Operating profits were overstated and collateral assets being reported to the senior lender on borrowing base reports were significantly overstated as a means to continue borrowing additional operating cash. Cash flows were not being monitored or managed, machinery and equipment was neglected and falling into disrepair, and suppliers were not being paid. The relationship with the bank was deteriorating and mistrust among the parties was growing. Collection lawsuits were mounting, and the cash availability extremely limited. Operating processes required streamlining, and product pricing was highly subjective. Accounts receivable were largely uncollectible due to the lack of credit policies and failed collection efforts.
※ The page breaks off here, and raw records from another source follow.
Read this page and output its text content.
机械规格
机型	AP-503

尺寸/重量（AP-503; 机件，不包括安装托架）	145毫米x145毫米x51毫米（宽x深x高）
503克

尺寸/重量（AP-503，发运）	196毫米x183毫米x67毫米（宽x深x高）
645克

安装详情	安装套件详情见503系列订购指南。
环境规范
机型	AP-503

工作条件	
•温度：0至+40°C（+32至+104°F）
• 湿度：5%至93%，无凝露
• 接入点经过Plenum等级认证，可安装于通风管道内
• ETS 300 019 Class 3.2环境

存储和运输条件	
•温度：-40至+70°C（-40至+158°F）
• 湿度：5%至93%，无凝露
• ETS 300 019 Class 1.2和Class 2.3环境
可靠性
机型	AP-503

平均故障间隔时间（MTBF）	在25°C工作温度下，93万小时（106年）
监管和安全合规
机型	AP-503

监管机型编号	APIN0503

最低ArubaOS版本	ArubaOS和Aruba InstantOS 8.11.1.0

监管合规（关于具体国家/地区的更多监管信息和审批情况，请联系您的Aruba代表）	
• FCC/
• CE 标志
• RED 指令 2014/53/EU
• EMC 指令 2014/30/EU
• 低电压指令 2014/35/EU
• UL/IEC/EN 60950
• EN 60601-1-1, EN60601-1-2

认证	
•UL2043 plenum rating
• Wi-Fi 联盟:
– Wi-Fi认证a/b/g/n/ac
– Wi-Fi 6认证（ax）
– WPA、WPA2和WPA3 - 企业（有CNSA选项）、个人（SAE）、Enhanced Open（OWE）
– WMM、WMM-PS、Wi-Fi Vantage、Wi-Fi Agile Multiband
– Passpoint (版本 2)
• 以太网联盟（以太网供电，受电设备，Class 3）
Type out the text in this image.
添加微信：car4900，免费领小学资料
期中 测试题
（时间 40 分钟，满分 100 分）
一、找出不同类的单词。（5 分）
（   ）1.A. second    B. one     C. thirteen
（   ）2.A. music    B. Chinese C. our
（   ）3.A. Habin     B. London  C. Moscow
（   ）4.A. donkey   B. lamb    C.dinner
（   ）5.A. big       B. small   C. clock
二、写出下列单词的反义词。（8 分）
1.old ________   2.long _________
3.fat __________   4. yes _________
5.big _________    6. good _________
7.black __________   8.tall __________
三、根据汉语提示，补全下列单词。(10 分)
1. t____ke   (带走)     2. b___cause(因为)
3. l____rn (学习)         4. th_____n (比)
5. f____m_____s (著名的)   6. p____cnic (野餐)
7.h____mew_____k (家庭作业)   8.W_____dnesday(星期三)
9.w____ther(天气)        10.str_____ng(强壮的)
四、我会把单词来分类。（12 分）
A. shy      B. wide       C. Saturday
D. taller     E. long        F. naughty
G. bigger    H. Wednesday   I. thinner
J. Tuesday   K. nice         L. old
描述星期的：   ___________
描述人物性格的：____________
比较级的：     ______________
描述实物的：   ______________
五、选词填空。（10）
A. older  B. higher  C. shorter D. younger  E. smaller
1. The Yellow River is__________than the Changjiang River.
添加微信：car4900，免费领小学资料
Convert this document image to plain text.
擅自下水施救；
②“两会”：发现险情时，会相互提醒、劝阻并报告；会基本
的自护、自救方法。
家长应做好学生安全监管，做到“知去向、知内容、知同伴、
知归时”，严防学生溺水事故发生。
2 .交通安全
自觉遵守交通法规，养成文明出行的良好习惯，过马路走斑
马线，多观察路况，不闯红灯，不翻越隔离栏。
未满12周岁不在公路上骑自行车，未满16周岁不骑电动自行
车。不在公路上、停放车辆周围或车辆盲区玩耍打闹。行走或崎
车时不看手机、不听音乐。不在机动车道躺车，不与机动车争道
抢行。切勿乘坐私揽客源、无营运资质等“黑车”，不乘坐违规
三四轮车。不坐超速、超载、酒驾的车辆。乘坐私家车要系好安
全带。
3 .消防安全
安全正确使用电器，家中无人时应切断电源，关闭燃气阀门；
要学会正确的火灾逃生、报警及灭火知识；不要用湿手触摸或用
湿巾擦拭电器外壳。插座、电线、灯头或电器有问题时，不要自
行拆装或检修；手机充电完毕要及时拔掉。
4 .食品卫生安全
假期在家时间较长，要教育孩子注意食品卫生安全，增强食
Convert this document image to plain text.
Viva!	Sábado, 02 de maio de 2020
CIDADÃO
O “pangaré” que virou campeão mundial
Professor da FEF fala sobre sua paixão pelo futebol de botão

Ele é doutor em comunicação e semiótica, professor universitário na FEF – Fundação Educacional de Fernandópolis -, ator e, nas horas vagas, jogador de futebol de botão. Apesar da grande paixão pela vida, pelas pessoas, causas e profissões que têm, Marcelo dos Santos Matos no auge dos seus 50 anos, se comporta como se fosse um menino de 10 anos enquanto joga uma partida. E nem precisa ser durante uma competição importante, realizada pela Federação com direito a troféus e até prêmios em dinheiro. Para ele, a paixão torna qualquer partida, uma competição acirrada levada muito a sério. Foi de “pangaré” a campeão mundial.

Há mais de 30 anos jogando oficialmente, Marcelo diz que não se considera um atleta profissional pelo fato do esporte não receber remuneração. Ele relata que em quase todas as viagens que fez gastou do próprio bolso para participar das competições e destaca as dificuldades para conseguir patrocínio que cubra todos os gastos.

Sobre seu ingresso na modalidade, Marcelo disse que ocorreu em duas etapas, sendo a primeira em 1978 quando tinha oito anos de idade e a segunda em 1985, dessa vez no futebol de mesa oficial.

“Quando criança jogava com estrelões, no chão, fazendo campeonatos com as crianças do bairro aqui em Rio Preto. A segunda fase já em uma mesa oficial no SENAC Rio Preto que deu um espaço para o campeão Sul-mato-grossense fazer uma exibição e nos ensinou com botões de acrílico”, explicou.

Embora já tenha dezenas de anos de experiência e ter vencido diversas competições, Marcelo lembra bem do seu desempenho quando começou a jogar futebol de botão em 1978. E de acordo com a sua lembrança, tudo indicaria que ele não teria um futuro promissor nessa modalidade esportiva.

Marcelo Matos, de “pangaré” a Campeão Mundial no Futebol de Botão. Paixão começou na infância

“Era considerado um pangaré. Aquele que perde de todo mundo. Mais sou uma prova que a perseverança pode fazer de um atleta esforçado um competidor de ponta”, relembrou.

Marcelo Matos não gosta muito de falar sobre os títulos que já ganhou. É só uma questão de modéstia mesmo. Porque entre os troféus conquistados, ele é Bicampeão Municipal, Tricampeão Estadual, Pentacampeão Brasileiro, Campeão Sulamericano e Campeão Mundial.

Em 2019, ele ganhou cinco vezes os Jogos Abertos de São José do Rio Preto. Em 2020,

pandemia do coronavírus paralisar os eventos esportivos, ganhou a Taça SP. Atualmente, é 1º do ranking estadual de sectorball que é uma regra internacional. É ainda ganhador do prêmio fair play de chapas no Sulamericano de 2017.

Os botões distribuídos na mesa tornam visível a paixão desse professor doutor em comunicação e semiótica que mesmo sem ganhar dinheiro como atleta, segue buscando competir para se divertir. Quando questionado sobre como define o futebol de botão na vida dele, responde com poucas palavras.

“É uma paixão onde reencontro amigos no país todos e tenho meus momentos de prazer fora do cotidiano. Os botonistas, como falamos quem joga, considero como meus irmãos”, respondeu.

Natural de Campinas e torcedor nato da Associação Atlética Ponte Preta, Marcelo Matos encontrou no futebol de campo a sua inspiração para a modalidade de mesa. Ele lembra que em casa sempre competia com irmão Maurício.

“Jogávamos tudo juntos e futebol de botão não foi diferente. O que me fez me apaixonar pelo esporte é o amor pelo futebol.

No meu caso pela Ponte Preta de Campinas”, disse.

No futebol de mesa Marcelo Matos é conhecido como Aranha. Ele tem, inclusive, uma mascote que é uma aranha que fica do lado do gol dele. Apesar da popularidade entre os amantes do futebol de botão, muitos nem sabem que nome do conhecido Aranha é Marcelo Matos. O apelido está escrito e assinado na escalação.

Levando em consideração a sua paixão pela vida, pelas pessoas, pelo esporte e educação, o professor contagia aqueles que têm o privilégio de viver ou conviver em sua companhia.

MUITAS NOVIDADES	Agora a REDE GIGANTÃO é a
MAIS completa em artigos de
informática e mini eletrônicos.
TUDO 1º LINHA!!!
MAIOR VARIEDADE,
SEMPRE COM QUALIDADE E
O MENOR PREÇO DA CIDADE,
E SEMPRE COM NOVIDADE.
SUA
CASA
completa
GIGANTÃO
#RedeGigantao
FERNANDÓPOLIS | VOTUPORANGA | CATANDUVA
Inventories were seriously overstated and improperly managed.
After ejection of the specialty management group, the consultant was appointed Chief Restructuring Officer in the interim, who worked with the brothers to develop a turnaround plan that would completely restore the amounts owed to the bank. As a means to take full legal control of the entities and to properly safeguard the assets, the bank filed a lawsuit requesting the imposition of a court appointed receivership. The consultant assumed the appointment of the receiver role, and began the lengthy process of recovering the financial condition of the company. Attempts were made during the receivership to sell certain operating segments of the business, but the offers were insufficient to give consideration to and the decision was made to continue to operate the business as a group and obtain maximum enterprise value as one contiguous unit.
The trend which had resulted in losses prior to the appointment of the receiver exceeding $25 million was reversed, and on just over $20 million in annual revenues (after intercompany/interdivisional eliminations), EBITDA of over $3.6 million was achieved (after addback of receivership legal and professional fees). After approximately 18 months, the entire company was sold to a private equity group as a healthy going concern with all jobs, processes, and facilities retained.